Тем более велико было разочарование активистов 1980-х гг., когда обнаружилось, что в изменившихся условиях 1990-х гг., не имея доступа к телевидению и прессе, без денег, помещений и платного аппарата, из реальной политической силы они за считанные месяцы превращались в изолированные и недееспособные группы.
Слабы оказались не только левые. Все организации партийного типа проявили себя в «новой России» нежизнеспособными. Вопреки широко распространенному предрассудку, партии вовсе не являются ровесниками парламентаризма и демократии. Слово «партия» употреблялось еще в Древнем Риме, но современная многопартийность возникла лишь в конце XIX в. Ранее парламенты состояли преимущественно из элитных фракций и «независимых» политиков, получавших свои мандаты благодаря деньгам или способности контролировать ситуацию на местах. Парламентские группировки прекрасно обходились без связи с массами, зато, даже находясь в оппозиции, поддерживали связь с властью.
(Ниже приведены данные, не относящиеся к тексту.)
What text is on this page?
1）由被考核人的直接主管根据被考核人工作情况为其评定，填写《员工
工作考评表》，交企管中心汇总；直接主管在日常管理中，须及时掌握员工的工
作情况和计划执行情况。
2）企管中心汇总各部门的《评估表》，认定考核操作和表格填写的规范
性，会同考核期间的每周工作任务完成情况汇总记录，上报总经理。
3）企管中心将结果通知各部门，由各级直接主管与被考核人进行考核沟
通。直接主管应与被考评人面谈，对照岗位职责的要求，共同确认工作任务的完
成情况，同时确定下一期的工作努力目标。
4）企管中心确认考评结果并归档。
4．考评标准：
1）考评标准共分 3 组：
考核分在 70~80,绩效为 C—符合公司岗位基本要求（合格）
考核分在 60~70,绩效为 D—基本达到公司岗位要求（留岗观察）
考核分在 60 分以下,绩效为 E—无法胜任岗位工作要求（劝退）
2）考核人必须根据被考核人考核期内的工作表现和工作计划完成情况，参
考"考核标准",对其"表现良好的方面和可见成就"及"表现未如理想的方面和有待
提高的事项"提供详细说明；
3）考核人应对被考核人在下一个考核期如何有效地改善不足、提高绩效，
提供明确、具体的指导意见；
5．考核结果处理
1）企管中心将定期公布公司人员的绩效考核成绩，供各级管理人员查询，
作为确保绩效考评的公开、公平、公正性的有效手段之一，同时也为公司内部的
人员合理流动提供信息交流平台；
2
«Плюрализм элит» позволял капитализму первоначального накопления сохранять либеральные институты, не допуская участия масс в политике. Взаимодействие жесткой и авторитарной структуры исполнительной власти с парламентской элитой — вот рецепт идеального олигархического правления, характерного для чистых форм либерально-рыночного капитализма XIX в.
Именно эту систему с 1990 г. сознательно и целенаправленно пытались воссоздать российские реформаторы. Формирование либерально-авторитарного режима идеально соответствовало как целям русской коррумпированной бюрократии, стремившейся завладеть бывшей общенародной собственностью, так и интересам западных элит, которые были заинтересованы в жесткой и твердой власти, способной подавить любое сопротивление народа реформам, но не хотели нести ответственность за поддержку «эксцессов» открытой диктатуры латиноамериканского типа. Наконец, это соответствовало русским традициям. Зародыши либеральных институтов всегда существовали в составе русского авторитарного государства, будь то эпоха царизма или поздняя советская эпоха. Но эти институты и отношения были не более чем дополнением к системе, которая никогда не была демократической.
Массовые партии сыграли в Европе огромную роль именно потому, что сумели подорвать принципы либерального порядка и вынудили правящие круги ограничить свою свободу и свои права в угоду требованиям масс. Первые массовые партии современного типа возникли в большинстве стран именно на основе рабочих организаций или мелкобуржуазных «народных» движений, поставивших под сомнение ценности либерального капитализма.
Массовые партии возникают тогда, когда значительная часть народа осознает: элитные политики, заседающие в парламентах, являются не представителями избирателей, а их злейшими врагами. Партии должны, перефразируя Ленина, дать возможность «кухарке» (т. е. непрофессионалу, обычному человеку) управлять государством, участвуя в повседневной работе политической организации, контролировать политиков «снизу», влиять на их решения, требовать отчета, смещать их. Отличие партийной политики от парламентской в том и состоит, что взаимозависимость между «кухаркой» и «государственными мужами» здесь не ограничивается одноразовым опусканием бюллетеней в урну для голосования.
Антиэлитарная (а следовательно — антилиберальная) природа политических партий предопределила то, что они сыграли огромную роль не только в переходе от парламентской олигархии к современной демократии, но и в становлении тоталитарных режимов. Формирование партий было составной частью «восстания масс».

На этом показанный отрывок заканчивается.